Re: git pull -- [PATCH] aio: v2 ensure access to ctx->ring_pages is correctly serialised

Linus Torvalds <torvalds@xxxxxxxxxxxxxxxxxxxx> · Thu, 27 Mar 2014 13:22:11 -0700

On Thu, Mar 27, 2014 at 1:08 PM, Benjamin LaHaise <bcrl@xxxxxxxxx> wrote:
>
> The patch below is lightly tested -- my migration test case is able to
> successfully move the aio ring around multiple times.  It still needs to
> be run through some more thorough tests (like Trinity).  See below for
> the differences relative to your patch.

Ok, from a quick glance-through this fixes my big complaints (not
unrurprisingly, similarly to my patch), and seems to fix  few of the
smaller ones that I didn't bother with.

However, I think you missed the mutex_unlock() in the error paths of
ioctx_alloc().

> What I did instead is to just hold mapping->private_lock over the entire
> operation of aio_migratepage.  That gets rid of the probably broken attempt
> to take a reference count on the kioctx within aio_migratepage(), and makes
> it completely clear that migration won't touch a kioctx after
> put_aio_ring_file() returns.  It also cleans up much of the error handling
> in aio_migratepage() since things cannot change unexpectedly.

Yes, that looks simpler.
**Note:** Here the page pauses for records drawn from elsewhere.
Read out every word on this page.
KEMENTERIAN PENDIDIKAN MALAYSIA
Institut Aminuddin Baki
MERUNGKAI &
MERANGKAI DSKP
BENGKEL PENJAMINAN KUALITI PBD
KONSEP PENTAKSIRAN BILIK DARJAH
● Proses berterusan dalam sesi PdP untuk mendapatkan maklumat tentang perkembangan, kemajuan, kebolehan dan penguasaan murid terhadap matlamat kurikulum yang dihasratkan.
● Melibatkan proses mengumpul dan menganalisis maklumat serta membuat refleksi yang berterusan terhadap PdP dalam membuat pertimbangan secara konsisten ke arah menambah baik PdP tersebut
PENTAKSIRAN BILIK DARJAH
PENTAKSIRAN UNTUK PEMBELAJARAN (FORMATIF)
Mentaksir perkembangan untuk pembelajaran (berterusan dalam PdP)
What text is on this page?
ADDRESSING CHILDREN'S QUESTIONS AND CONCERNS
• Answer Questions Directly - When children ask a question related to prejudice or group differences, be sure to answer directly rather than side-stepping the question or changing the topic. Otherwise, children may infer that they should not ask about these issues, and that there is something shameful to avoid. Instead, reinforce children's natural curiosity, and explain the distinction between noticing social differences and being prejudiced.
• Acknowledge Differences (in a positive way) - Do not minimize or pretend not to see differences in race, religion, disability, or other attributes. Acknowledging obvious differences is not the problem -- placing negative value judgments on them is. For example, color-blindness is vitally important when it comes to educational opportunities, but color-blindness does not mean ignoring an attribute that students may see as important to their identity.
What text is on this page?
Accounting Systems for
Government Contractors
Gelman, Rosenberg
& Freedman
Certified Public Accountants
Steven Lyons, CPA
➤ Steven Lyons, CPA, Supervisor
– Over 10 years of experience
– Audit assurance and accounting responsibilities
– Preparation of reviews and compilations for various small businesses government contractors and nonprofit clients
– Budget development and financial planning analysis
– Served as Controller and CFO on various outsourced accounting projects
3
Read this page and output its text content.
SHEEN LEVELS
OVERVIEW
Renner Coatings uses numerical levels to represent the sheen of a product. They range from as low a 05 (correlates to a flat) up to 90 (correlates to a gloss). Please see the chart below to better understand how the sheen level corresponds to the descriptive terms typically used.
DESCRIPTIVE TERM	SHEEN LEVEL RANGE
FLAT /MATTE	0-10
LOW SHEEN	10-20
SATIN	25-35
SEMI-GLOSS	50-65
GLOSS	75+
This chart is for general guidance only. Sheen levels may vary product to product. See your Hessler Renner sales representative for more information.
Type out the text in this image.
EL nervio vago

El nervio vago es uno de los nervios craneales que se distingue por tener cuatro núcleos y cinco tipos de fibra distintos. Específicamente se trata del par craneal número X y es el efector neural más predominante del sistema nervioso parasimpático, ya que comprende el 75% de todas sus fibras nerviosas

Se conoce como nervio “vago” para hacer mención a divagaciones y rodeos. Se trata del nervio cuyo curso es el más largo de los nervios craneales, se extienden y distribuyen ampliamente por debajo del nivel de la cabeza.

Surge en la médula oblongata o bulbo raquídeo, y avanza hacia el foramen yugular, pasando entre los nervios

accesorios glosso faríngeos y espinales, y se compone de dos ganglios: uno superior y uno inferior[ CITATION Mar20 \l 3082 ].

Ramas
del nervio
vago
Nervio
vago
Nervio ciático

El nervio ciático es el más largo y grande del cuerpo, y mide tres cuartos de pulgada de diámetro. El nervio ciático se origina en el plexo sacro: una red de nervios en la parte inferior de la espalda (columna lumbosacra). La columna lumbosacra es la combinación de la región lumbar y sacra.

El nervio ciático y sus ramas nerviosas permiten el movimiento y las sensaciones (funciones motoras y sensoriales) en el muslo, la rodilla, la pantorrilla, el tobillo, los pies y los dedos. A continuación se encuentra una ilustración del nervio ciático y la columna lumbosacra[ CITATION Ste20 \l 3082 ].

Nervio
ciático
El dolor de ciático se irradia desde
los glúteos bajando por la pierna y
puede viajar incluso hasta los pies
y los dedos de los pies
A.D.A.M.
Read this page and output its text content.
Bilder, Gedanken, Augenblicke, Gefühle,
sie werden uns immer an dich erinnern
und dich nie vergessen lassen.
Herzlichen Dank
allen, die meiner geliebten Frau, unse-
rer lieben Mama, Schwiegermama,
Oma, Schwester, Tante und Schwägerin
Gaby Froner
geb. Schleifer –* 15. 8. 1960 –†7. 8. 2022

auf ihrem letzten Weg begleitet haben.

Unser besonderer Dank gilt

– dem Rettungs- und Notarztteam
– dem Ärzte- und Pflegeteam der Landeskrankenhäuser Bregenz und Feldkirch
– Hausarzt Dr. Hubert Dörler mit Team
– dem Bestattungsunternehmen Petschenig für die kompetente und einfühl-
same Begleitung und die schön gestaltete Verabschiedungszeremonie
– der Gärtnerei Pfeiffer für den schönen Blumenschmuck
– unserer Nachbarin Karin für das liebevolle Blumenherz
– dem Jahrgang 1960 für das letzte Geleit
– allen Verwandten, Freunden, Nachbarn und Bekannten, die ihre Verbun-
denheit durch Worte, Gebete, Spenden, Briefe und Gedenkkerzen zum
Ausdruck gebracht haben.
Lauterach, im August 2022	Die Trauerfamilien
I don't know what the latency implications
are, but the expensive part (the actual page migration) was and
continues to be under the completion lock with interrupts disabled, so
I guess it's not worse.

It would be good to try to get rid of the completion lock irq thing,
but that looks complex. It would likely require a two-phase migration
model, where phase one is "unmap page from user space and copy it to
new page", and phase two would be "insert new page into mapping". Then
we could have just a "update the tail pointer and the kernel mapping
under the completion lock" thing with interrupts disabled in between.

But that's a much bigger change and requires help from the migration
people. Maybe we don't care about latency here.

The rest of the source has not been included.